I think that this is probably how it began: The year was 1710. Johann Sebastian Bach was 25 years old......young. The night was foggy and dismal in Weimar, Germany, and our young composer was alone at his clavichord, stuck in a musical rut, not sure how to go about composing the fugue he was working on. He tried one scale...unsatisfying. He tried a sequence... too predictable. Everything he wrote seemed to be failing him, and at one point, he even thought about taking his life in the name of 'musician's block'.
He let out a scream of passion and anger. "Vas gangst betrubst meine schvelle!!!!" This simply meant, "Why the hell do I suck so bad right now!!!!" He'd started writing at 7 PM, and the time was about 2 in the morning, so you can see he'd been at this awhile and although he was a master of contrupuntal music and form, there was something disabling him from writing music that was up to his standards. Something needed to be discovered, something needed to be brought out of him and put onto paper. The problem was though, that he couldn't do that. In a fit of rage, he threw his hands up in the air, and whilst yelling in anger, he slammed them on the clavichord over and over.
And that was it.
What he played, on accident in his frustrated stupor, was one of the most exciting and innovative things since....well since powdered wigs (remember the time period people).He played seventh chord after seventh chord after seventh chord...on accident. An act of genius, how could anyone have ever even TRIED to play that. They couldn't! If they did, they would have been shunned from the music world, for it was looked down upon to write unresolved seventh chords consecutively. But Bach had done it on accident, and the tears streamed down his face. "Seine schone! Seine schone!" (It's gorgeous, it's gorgeous!) He went at this for hours on end, there was no end in sight. Soon, the sun rose bringing a new day upon the world, and with this new day, there was a new form of music as well. The latter being: the Barbershop style.

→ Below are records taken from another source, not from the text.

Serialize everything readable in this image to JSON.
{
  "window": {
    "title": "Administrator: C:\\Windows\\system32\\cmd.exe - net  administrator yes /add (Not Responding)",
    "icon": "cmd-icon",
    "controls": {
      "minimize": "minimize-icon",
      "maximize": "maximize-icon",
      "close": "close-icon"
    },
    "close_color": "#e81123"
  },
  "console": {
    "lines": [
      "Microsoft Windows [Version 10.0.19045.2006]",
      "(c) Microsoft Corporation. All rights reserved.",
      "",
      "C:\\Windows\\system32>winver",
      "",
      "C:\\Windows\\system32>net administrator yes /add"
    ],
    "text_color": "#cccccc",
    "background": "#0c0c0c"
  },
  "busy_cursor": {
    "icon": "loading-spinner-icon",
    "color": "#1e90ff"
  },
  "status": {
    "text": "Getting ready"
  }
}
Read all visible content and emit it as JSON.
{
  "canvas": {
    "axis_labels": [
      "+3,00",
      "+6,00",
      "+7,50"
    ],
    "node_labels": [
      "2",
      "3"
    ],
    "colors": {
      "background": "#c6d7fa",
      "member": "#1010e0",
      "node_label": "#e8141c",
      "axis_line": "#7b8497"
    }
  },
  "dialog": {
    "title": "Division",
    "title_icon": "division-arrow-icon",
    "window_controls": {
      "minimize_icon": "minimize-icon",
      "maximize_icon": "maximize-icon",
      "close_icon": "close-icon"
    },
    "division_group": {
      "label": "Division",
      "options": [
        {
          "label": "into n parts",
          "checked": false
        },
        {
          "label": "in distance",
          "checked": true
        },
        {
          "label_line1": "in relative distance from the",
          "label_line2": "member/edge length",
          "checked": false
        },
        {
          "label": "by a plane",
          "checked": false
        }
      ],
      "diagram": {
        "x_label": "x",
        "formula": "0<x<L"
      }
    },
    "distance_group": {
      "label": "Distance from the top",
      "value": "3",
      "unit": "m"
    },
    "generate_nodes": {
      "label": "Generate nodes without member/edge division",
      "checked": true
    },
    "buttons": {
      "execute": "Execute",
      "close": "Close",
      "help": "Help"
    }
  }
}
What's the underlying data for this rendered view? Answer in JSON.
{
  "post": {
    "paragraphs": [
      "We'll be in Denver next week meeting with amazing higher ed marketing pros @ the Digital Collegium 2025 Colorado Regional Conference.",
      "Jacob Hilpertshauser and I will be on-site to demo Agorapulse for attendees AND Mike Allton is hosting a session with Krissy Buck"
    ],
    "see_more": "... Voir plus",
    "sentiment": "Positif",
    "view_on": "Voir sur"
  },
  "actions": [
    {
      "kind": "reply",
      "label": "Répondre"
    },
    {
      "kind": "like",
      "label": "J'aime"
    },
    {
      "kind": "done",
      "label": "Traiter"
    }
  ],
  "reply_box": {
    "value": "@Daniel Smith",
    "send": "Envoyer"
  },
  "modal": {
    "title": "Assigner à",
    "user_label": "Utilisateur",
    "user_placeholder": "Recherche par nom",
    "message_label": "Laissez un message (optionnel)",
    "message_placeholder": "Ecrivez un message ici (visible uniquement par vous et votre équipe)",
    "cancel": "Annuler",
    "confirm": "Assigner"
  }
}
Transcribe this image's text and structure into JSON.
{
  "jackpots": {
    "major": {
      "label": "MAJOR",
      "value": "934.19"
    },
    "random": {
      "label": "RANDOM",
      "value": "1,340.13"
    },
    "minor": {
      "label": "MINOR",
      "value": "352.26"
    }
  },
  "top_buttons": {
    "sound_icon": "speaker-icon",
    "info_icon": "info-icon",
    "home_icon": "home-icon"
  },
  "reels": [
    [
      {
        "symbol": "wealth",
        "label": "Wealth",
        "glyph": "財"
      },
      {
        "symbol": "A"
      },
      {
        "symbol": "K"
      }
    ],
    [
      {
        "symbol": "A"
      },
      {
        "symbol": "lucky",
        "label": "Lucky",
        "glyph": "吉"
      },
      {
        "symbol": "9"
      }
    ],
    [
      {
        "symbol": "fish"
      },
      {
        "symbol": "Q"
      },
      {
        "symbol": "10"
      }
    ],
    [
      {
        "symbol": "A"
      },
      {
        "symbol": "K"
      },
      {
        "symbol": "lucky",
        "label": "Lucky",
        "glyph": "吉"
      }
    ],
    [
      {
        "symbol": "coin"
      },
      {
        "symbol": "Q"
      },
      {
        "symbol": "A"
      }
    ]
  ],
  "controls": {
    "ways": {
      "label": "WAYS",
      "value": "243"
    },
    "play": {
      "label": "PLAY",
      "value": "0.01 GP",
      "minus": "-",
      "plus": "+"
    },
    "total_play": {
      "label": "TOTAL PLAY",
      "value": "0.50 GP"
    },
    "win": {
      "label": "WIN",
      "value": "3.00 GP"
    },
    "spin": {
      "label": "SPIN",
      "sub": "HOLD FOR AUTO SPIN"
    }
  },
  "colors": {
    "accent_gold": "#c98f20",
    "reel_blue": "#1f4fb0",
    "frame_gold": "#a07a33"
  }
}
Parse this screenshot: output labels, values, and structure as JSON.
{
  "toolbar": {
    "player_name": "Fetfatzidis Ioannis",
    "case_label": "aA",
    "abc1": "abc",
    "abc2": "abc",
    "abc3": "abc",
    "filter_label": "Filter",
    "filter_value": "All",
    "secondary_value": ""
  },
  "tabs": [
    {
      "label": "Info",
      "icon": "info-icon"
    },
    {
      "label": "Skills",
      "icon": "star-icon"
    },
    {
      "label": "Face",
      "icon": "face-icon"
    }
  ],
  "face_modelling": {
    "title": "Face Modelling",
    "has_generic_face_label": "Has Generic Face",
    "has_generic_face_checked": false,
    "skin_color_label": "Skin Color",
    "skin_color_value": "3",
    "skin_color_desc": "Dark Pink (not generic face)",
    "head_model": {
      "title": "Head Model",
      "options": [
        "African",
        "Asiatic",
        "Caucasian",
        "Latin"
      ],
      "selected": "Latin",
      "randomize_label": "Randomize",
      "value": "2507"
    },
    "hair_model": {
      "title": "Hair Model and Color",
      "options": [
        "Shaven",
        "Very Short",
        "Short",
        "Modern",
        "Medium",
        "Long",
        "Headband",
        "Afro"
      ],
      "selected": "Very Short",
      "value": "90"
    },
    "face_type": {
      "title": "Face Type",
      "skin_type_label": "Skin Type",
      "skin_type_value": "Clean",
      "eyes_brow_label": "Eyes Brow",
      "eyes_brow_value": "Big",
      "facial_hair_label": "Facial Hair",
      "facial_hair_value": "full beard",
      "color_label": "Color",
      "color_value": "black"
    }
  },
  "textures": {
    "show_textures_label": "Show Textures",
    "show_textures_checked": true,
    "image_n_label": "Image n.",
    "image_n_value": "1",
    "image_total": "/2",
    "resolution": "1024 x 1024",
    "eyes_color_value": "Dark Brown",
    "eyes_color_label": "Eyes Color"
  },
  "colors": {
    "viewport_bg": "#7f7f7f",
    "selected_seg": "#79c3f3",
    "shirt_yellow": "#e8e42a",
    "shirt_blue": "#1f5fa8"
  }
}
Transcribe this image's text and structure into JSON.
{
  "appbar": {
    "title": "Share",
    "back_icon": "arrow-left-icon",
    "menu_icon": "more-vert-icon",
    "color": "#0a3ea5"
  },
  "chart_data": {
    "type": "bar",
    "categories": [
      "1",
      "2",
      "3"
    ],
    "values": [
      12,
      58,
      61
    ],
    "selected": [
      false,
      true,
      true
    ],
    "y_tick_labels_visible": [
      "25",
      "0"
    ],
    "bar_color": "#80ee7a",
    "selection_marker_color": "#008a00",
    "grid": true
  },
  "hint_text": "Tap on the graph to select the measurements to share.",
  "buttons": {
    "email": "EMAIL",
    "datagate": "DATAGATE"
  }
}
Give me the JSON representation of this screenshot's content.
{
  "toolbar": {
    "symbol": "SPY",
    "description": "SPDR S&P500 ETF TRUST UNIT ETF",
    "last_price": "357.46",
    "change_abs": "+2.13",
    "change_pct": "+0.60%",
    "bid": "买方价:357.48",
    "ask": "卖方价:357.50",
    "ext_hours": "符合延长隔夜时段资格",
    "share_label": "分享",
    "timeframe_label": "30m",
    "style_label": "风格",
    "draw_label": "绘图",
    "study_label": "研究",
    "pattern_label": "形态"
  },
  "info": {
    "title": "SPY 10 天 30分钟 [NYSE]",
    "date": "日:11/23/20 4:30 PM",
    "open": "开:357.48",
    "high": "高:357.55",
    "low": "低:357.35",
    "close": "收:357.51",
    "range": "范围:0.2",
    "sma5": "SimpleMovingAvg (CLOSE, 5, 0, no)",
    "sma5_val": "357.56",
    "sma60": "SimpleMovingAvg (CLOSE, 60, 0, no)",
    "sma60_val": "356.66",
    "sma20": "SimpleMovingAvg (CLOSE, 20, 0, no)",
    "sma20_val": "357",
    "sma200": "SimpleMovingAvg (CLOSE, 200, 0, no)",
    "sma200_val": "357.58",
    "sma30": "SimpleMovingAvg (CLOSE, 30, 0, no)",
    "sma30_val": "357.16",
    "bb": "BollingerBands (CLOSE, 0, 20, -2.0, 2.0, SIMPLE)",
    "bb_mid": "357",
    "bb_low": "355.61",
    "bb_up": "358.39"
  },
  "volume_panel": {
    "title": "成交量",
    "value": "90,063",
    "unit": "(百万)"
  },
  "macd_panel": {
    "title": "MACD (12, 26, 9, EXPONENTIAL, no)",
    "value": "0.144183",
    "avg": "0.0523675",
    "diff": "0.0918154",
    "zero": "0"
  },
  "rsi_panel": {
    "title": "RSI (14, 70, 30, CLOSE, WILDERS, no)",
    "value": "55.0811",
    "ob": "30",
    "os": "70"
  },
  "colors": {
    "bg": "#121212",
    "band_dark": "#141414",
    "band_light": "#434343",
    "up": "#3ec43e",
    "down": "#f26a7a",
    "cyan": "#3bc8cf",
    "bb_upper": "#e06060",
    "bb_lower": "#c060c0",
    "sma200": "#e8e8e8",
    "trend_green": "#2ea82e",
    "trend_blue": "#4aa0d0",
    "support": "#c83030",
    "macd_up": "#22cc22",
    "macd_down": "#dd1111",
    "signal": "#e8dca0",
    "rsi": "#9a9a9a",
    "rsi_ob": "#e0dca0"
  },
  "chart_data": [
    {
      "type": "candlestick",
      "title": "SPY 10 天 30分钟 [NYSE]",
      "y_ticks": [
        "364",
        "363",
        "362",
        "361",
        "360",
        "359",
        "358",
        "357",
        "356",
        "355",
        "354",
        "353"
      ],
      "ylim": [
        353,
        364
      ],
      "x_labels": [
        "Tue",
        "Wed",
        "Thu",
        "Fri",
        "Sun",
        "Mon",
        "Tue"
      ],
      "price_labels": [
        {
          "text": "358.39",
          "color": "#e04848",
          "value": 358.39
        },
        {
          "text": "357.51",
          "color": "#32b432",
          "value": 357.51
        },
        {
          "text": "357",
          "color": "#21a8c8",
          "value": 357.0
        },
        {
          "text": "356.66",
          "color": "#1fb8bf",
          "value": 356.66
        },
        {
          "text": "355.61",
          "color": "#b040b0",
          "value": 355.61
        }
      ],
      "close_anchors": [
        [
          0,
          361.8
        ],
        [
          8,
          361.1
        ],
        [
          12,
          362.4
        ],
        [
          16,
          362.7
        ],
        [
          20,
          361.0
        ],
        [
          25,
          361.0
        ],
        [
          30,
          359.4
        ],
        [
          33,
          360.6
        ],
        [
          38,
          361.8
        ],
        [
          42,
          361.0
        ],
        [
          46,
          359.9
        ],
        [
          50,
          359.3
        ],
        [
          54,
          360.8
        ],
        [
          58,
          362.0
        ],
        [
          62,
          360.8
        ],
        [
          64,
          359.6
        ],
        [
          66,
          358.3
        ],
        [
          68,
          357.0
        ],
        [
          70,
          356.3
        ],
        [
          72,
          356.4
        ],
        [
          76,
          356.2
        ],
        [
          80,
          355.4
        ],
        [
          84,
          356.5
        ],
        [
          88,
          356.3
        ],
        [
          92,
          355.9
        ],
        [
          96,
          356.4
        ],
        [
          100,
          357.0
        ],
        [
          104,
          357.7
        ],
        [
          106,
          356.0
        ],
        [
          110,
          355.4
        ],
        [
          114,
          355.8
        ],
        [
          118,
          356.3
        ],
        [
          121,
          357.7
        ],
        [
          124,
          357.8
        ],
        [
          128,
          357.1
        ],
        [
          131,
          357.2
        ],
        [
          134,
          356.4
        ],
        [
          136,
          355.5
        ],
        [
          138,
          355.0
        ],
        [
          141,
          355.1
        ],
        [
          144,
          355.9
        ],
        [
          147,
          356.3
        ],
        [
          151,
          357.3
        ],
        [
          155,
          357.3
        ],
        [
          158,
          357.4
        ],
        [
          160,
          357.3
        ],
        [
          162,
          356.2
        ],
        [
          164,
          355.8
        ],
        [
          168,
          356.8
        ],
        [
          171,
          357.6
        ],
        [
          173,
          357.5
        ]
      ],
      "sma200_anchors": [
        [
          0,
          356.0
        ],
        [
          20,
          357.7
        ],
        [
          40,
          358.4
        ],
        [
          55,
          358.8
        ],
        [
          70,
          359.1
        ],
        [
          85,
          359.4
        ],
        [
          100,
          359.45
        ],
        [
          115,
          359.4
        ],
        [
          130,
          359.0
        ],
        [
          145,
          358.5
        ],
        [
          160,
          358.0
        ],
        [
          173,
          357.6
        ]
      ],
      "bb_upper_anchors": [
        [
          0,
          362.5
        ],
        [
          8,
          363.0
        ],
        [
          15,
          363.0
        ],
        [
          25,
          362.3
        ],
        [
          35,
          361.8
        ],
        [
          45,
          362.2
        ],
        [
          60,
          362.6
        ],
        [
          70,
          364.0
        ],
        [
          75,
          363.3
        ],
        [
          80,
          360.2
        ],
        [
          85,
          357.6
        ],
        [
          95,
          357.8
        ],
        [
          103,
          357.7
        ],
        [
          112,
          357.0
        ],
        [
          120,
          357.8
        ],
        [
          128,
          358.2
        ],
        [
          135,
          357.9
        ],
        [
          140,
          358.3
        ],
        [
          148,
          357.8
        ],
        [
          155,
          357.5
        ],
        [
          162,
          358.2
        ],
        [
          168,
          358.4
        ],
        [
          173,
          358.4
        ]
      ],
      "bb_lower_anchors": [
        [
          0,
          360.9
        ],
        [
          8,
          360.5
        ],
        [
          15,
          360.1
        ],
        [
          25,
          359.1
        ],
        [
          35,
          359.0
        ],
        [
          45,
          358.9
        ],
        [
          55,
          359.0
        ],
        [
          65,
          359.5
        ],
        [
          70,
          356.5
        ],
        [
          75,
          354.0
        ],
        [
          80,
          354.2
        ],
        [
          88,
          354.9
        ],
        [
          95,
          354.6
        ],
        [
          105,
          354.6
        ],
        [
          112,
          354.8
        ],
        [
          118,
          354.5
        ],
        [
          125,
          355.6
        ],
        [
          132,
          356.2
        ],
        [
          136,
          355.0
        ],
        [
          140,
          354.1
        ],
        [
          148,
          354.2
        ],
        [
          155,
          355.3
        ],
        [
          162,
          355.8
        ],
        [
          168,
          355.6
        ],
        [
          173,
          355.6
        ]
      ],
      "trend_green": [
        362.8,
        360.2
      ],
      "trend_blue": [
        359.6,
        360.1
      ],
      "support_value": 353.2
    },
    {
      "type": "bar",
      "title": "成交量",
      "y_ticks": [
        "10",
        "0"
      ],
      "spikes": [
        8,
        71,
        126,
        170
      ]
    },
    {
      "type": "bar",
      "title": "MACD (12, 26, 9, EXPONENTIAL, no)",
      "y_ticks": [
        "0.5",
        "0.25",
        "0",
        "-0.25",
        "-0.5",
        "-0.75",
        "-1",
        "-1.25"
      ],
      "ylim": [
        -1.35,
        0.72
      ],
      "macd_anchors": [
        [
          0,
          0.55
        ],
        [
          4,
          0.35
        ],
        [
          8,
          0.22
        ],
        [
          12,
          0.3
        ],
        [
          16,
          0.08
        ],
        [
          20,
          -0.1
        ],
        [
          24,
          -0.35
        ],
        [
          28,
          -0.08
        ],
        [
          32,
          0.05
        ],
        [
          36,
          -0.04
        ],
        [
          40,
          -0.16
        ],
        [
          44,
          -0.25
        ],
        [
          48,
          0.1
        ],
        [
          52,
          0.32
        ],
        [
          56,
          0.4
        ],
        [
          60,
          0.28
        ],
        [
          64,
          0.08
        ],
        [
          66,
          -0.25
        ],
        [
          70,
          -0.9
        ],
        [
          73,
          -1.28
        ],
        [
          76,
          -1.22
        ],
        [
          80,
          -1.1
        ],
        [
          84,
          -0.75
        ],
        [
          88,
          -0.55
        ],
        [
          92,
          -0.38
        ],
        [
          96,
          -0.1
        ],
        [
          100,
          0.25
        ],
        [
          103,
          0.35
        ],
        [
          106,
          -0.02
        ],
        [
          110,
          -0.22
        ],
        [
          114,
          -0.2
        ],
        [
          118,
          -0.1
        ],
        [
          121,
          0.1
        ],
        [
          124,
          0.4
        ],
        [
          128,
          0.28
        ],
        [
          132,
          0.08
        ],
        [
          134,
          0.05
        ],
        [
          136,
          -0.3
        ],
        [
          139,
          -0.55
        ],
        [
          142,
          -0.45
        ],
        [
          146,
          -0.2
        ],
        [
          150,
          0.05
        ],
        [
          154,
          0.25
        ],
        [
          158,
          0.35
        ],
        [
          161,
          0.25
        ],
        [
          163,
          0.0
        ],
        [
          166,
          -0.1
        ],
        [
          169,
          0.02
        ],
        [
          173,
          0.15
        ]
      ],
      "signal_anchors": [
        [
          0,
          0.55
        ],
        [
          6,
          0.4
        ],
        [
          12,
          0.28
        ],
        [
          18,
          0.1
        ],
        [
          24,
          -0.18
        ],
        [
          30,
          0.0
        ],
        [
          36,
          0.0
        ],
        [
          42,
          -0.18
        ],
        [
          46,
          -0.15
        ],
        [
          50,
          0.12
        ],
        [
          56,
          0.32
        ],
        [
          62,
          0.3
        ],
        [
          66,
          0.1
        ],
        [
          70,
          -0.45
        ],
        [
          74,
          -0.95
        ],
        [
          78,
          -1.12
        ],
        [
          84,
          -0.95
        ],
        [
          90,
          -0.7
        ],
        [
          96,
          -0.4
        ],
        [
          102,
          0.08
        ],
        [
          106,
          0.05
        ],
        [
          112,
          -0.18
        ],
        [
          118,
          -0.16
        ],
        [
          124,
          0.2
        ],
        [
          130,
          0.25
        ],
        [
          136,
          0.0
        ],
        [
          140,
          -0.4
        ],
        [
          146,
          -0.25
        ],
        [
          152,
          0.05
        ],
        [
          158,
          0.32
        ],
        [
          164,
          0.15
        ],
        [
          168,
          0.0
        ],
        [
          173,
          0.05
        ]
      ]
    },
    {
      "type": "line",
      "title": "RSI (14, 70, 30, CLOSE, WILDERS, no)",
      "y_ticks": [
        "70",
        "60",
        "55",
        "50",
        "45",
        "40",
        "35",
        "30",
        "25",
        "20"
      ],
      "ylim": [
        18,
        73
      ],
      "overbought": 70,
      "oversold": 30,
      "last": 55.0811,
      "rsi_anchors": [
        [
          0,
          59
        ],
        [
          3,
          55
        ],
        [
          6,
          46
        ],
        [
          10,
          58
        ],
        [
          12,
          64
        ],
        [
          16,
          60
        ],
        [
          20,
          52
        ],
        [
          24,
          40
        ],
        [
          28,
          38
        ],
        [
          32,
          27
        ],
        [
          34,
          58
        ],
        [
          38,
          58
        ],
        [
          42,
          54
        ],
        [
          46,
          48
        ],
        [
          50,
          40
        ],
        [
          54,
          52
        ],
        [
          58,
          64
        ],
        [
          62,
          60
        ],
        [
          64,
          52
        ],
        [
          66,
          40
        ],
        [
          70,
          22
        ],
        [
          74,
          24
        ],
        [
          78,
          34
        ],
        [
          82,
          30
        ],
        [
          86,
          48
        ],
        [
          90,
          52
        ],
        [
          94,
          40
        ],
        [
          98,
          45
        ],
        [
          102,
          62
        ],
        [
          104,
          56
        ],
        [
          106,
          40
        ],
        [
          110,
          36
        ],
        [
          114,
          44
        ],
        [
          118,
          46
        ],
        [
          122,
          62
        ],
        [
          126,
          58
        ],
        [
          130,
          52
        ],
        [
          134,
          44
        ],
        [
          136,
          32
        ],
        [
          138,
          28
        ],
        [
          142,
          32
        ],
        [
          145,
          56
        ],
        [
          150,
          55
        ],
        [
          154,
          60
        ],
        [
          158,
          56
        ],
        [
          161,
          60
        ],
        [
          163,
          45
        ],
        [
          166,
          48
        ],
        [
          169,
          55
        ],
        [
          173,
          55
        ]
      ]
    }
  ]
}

He soon formed a quartet with four of his friends, who at first were scared of this provocative music form until Bach explained what it was all about, after which they became more relaxed and open to trying it. His friends were Finn Oxley, Luis De Rosa, and Christoph Waurick. Thus was the world's first barbershop quartet, the Four Germans.
There you have it everyone. The untold story of the creation of barbershop style music. Now go out and sing!